Welke rol speelt kunst in uw leven?
“Beeldende kunst, mode, dans, ballet: dat zijn allemaal uitingen die redelijk losstaan van het maatschappelijk-economisch leven. Dat is een inspiratie die buitengewoon bijzonder is. Als het zakelijk wordt, is het niet meer interessant, ik heb het over kwaliteit. Dat heeft me altijd geweldig geïnspireerd. Concrete kunst heeft me op het spoor gezet van helder denken: ik heb ervan geleerd dat er een verband is tussen orde en wanorde. Als ik twijfel, en ik twijfel maar al te vaak, dan kom ik altijd weer terug bij de waanzinnige wanorde die goeie kunstenaars eigen is. Ja, juist de wetten van de wanorde zijn heel interessant in de architectuur. Want het kan soms zo ingewikkeld worden dat het daardoor een andere orde krijgt.”

Jeuken uw handen vaak als u andermans ontwerpen ziet?
“Daar probeer ik me zo veel mogelijk voor af te sluiten. Als je daar waarde aan gaat hechten, kun je ook niet meer naar binnen bij je vrienden. Ik denk natuurlijk weleens wat, maar je denkt zo vaak iets wat je niet zegt. Dat is maar goed ook, anders word je helemaal onmogelijk.”

Het voorwoord in uw boek is geschreven door oud-Stedelijk Museumdirecteur Rudi Fuchs, Felix Rottenberg presenteert de boekuitreiking.
“Zij gaan ook graag met mij om, het is wederzijds.
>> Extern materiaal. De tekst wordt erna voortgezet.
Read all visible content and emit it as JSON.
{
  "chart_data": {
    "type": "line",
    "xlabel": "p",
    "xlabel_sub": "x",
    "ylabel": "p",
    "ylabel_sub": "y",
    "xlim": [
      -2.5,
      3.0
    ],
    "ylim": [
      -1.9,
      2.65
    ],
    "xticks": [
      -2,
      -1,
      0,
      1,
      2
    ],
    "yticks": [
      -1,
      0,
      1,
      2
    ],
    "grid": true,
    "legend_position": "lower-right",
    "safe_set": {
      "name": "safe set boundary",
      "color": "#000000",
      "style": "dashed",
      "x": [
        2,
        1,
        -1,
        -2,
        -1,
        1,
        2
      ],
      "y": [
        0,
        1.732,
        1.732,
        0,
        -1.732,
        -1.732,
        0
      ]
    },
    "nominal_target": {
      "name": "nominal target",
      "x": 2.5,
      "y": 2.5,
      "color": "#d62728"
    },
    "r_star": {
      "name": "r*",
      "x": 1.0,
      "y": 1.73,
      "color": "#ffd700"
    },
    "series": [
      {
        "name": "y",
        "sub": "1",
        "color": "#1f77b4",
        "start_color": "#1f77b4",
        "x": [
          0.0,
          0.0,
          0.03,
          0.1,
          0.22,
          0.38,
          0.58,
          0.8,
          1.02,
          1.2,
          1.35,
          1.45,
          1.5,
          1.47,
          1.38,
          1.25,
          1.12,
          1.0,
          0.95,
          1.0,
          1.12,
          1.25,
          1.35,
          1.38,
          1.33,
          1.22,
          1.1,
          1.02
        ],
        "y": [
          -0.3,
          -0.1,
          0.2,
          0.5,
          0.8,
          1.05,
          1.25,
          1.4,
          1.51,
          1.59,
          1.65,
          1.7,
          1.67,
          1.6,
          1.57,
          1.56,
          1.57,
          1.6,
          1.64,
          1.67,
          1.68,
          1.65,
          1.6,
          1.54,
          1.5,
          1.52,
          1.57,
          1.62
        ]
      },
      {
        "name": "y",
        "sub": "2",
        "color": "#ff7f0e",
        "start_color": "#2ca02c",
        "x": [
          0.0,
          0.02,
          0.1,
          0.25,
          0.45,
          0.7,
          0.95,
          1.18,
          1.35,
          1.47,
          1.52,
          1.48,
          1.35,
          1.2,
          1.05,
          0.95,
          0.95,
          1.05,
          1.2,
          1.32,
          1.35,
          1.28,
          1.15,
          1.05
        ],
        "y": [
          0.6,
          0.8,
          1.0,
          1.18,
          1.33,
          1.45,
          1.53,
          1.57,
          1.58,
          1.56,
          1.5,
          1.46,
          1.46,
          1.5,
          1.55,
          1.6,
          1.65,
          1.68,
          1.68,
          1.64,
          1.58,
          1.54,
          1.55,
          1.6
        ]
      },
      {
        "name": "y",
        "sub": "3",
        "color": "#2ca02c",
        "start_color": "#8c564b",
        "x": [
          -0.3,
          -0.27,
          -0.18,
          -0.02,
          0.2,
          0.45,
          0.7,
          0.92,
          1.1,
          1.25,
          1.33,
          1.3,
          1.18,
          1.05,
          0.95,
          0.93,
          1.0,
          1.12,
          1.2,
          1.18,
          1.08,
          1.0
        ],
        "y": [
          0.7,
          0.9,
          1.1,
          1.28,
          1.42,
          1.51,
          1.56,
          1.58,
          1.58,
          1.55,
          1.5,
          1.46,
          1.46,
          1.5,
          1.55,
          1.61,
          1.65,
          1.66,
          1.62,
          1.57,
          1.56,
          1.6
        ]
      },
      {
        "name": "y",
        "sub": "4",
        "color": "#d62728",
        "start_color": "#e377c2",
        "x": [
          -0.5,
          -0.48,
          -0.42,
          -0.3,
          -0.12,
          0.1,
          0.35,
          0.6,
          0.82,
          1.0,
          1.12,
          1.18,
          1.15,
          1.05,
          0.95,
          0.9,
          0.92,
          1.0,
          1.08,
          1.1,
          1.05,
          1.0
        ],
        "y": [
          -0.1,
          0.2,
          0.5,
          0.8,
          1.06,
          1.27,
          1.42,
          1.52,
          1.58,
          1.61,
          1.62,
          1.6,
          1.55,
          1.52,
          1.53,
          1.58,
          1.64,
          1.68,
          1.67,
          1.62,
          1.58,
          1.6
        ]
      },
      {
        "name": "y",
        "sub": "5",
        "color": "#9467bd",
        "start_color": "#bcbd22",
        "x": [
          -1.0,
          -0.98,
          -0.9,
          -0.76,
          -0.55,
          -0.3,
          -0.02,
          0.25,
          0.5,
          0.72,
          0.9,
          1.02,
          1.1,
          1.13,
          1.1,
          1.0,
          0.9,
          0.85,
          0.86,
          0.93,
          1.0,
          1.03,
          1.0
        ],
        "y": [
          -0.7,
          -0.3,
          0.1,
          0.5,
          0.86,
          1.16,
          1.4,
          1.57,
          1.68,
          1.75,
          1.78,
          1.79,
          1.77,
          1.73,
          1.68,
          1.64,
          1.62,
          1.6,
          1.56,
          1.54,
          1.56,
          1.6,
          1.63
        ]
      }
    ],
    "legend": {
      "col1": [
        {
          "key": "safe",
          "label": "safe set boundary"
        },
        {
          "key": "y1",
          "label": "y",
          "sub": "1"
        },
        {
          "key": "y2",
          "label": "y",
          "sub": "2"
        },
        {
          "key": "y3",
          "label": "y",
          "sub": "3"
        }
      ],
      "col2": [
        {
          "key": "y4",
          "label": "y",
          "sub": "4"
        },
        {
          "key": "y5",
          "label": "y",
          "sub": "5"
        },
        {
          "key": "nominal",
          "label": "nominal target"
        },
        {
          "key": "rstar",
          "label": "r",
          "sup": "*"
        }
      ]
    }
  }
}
Elco Brinkman komt ook, hij is ook een goede vriend. Je denkt misschien dat het met hen altijd over kunst, werk en politiek gaat, maar dat is niet zo. Het gaat juist over de gewone dingen. Toen componist Philip Glass laatst in de stad was, had ik een heel leuk gesprek met hem over de kinderen, niet over Bach en toonhoogtes en dat soort dingen. Grappig, toch? Ik heb nog les gehad van de oude Rietveld. Dan vroeg ik: ‘Goh meneer Rietveld, hoe was het om met Van Doesburg te werken?’ en antwoordde hij: ‘Nou Cees, die man had altijd zulke rare sokken aan.’ Daar gaat het dan over.”

Hebt u het met Felix Rottenberg, die tegenwoordig voorzitter is van de Amsterdamse Kunstraad, ook niet even over het Stedelijk Museum?
“Als het zo uitkomt. Ach, het Stedelijk… het is een opbergplek voor handel geworden, omdat we zo nodig een directeur met een netwerk moesten hebben. Maar de essentie zit niet in een netwerk. De essentie zit ‘m in de verwondering, in het avontuur! Ik was vorige week met de kinderen in het New Museum in New York. De inhoud van dat museum past wel waanzinnig goed. Zo moet het, daar moeten ze eens gaan kijken.”

‘Omdat Cees van de zomer jarig was vieren we ook zijn verjaardag’ staat er op de uitnodiging voor uw boekpresentatie.
“Dat hebben mijn kinderen ervan gemaakt, die vinden dat leuk. Maar ouder worden is fantastisch: van heel veel hinderpalen waar jij nog mee zit, heb ik intussen geen last meer. De onzekerheden die ik heb, kan ik omzetten in dromen.”

Cees Dam, Over architectuur – kijken en dromen, Nai010 uitgevers, €29,95.